Calcific tendonitis refers to a build-up of calcium in the rotator cuff (calcific deposit). When calcium builds up in the tendon, it can cause a buildup of pressure in the tendon, as well causing a chemical irritation. This leads to pain. The pain can be extremely intense. It is one of the worst pains in the shoulder (the other being Frozen Shoulder)
In addition to the chemical irritation and pressure, the calcific (calcium) deposit reduces the space between the rotator cuff and the acromion, as well as affecting the normal function of the rotator cuff. This can lead to subacromial impingement between the acromion and the calcium deposit in the rotator cuff when lifting the arm overhead.
The cause of the calcium build-up in the rotator cuff is not known. It tends to be more common in people between the ages of 30-60 years of age. It does eventually disappear spontaneously, but this can take between 5 to 10 years to resolve.
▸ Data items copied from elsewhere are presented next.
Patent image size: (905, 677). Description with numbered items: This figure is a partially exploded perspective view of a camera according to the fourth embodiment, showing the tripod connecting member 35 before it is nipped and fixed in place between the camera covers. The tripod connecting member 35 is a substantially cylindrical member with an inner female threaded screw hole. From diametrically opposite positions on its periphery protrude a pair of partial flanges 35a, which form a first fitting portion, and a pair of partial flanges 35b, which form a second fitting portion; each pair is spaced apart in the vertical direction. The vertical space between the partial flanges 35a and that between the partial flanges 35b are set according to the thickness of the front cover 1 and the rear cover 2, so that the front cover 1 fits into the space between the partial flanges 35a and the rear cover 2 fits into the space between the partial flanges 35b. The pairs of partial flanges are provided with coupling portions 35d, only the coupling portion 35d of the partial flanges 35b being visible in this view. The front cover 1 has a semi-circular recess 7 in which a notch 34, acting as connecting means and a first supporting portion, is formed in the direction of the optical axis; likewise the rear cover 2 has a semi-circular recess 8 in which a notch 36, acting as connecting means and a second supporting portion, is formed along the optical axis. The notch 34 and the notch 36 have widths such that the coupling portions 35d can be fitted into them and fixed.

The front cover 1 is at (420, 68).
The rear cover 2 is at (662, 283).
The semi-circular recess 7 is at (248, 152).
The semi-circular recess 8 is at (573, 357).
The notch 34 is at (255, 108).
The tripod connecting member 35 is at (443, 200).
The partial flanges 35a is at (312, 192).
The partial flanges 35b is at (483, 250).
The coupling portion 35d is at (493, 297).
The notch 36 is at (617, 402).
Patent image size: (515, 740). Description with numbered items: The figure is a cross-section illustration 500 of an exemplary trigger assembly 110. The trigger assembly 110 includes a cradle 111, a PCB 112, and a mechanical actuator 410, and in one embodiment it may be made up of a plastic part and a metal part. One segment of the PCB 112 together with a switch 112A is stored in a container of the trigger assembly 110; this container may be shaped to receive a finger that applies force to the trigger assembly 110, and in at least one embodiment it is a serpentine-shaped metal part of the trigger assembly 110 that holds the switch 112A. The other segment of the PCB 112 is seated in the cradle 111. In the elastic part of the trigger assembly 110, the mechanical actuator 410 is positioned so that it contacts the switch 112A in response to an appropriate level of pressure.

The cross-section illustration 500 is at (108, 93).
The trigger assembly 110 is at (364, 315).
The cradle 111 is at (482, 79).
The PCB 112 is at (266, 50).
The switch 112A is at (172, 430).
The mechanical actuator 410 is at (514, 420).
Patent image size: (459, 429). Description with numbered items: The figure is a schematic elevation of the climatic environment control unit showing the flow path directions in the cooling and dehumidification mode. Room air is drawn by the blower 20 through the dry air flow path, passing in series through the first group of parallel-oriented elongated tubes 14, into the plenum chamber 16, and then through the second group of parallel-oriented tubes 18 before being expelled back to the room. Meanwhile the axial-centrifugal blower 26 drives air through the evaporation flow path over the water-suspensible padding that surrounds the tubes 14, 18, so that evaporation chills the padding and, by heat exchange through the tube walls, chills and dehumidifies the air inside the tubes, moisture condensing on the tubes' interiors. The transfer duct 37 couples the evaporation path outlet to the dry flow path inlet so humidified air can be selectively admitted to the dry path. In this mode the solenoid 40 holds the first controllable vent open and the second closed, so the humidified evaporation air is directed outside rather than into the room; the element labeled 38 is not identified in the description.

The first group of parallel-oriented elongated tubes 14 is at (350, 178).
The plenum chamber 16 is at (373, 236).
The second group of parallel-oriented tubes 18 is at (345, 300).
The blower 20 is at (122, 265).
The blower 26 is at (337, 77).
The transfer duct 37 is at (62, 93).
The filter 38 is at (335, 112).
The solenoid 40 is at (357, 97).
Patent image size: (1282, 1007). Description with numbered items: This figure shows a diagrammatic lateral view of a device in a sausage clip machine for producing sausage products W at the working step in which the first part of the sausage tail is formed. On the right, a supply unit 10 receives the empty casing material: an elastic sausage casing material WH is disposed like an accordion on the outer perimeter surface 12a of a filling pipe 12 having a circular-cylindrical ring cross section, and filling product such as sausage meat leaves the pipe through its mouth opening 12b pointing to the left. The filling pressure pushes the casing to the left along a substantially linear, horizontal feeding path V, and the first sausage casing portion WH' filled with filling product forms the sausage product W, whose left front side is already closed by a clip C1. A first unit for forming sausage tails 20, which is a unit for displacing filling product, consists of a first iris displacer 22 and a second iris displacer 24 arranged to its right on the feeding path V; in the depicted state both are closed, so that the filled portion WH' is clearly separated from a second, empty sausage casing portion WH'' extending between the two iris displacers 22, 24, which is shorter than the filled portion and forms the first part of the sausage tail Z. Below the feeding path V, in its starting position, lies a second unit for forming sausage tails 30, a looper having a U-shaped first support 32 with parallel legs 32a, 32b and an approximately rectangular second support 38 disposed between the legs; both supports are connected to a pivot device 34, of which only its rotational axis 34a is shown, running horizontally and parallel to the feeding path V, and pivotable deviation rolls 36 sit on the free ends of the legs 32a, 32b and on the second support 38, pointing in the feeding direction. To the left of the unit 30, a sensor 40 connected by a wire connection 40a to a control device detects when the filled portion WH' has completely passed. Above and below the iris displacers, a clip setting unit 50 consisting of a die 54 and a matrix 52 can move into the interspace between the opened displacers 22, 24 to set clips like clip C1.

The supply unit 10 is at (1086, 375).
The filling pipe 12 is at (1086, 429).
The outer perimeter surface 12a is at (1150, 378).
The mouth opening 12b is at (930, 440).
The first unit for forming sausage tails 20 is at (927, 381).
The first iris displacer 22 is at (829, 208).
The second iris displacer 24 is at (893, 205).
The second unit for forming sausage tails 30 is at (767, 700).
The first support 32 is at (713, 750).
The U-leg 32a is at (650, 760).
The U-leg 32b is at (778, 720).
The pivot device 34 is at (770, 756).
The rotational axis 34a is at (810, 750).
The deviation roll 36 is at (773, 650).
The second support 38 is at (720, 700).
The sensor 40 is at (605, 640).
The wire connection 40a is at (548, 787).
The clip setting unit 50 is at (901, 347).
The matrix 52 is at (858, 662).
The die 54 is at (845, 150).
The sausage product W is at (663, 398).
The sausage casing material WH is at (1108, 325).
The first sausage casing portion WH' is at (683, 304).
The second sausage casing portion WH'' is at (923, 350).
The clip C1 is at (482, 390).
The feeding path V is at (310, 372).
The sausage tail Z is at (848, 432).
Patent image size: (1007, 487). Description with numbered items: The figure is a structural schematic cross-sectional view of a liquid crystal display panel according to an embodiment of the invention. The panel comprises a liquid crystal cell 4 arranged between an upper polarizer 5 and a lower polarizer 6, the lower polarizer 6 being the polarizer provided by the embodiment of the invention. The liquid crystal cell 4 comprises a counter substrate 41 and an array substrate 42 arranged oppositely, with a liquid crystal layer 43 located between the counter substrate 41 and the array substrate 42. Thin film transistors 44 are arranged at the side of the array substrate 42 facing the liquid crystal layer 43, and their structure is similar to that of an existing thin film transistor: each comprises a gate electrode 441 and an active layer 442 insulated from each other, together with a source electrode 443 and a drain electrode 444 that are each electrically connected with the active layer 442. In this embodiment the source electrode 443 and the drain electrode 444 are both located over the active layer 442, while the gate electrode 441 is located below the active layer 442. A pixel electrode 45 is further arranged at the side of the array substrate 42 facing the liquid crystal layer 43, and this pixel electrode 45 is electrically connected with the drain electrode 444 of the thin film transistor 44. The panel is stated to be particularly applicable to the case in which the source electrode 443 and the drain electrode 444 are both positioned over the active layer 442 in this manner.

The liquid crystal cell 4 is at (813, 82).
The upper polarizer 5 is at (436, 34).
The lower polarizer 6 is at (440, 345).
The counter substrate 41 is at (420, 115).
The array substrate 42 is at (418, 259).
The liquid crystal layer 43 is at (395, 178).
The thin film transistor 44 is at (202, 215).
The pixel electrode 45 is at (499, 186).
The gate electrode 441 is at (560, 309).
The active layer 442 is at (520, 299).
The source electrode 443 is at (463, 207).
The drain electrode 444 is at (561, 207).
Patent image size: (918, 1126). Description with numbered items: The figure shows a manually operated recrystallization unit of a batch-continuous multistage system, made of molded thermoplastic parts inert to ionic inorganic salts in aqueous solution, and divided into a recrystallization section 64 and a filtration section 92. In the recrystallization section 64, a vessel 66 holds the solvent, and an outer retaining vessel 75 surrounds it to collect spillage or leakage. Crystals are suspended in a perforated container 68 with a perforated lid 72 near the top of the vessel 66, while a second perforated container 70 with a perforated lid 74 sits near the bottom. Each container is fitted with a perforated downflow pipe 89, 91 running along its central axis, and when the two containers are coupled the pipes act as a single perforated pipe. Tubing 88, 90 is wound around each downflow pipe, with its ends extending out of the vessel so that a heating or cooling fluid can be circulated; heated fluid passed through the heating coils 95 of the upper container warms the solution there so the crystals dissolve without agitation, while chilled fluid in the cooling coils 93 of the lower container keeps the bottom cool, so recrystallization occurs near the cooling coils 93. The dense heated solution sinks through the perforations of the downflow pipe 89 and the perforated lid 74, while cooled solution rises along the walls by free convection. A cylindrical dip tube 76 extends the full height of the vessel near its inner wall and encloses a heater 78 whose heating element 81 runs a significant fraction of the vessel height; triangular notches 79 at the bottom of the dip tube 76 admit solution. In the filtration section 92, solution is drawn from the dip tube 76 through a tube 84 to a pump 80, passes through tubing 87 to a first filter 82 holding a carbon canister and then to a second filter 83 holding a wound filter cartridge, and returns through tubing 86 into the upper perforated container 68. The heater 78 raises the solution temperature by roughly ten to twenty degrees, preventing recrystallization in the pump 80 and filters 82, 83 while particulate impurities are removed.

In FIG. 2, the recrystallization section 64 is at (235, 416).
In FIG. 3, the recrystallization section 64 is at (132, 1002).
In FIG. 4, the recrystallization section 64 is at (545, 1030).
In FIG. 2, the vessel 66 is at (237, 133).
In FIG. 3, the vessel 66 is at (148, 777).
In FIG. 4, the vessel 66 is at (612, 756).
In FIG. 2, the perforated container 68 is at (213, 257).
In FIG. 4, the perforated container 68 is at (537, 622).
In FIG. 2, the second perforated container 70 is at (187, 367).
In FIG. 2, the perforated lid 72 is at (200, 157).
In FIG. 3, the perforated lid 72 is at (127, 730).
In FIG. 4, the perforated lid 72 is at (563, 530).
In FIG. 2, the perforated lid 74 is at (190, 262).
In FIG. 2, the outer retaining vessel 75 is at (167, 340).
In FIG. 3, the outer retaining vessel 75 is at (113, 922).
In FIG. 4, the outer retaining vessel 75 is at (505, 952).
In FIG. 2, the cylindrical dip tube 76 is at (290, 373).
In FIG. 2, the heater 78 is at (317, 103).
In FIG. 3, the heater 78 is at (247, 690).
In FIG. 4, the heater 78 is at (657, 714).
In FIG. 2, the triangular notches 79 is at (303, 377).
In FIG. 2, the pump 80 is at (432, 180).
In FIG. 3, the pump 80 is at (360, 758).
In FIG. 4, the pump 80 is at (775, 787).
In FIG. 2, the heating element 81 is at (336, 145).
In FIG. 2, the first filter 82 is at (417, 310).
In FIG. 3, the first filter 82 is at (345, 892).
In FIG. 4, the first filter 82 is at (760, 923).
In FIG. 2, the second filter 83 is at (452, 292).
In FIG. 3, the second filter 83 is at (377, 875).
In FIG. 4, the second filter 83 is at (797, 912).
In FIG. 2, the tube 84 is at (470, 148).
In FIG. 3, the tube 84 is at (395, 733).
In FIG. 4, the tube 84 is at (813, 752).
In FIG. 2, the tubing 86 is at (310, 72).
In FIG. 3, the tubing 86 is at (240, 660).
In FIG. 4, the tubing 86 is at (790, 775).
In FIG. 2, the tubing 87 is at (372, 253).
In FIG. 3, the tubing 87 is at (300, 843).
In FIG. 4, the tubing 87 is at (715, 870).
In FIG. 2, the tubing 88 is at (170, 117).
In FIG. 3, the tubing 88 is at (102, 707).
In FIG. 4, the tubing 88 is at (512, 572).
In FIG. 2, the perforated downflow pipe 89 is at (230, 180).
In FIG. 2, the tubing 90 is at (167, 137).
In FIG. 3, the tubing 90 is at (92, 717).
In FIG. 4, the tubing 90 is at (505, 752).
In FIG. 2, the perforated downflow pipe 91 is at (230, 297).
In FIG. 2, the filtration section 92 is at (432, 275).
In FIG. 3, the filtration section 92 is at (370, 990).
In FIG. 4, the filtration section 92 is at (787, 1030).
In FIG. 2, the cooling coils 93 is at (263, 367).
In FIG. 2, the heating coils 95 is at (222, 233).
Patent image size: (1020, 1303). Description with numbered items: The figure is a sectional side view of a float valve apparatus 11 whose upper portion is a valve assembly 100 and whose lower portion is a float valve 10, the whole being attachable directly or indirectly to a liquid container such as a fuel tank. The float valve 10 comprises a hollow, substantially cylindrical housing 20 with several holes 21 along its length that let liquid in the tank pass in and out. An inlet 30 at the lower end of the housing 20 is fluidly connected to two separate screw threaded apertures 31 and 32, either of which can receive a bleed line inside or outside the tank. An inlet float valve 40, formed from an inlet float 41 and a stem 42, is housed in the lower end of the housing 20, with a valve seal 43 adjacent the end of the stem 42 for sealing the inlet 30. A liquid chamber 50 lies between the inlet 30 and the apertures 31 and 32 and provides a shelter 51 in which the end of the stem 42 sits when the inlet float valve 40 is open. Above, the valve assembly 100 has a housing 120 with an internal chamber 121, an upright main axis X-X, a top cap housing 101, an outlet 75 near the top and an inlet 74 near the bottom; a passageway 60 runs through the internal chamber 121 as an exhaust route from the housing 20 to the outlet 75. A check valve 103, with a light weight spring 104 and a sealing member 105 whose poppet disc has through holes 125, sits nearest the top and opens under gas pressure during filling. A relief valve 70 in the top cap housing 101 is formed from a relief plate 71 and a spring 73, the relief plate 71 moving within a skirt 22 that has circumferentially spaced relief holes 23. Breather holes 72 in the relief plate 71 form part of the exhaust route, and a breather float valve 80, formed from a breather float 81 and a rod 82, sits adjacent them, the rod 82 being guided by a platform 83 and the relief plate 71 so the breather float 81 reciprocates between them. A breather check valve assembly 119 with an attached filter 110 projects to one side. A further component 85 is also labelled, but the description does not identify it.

The calcific deposit can be seen on plain x-rays, however ultrasound scan is better to find small calcific deposits which can be missed on x-rays. Ultrasound also makes it possible to assess the size of the deposit in all directions. The clinician can also see the blood vessels around the calcific deposit.


Treatment of calcific tendinitis involves:
1. Painkillers and anti-inflammatory medications
2. Physiotherapy – keeps your shoulder strong and flexible and reduces the irritation
3. Ultrasound guided steroid injections – reduces inflammation and control the pain
4. Ultrasound guided Barbotage – under ultrasound guidance the calcific deposit is injected with a salt water solution and the calcium is also sucked out into a syringe. The area is then repeatedly washed.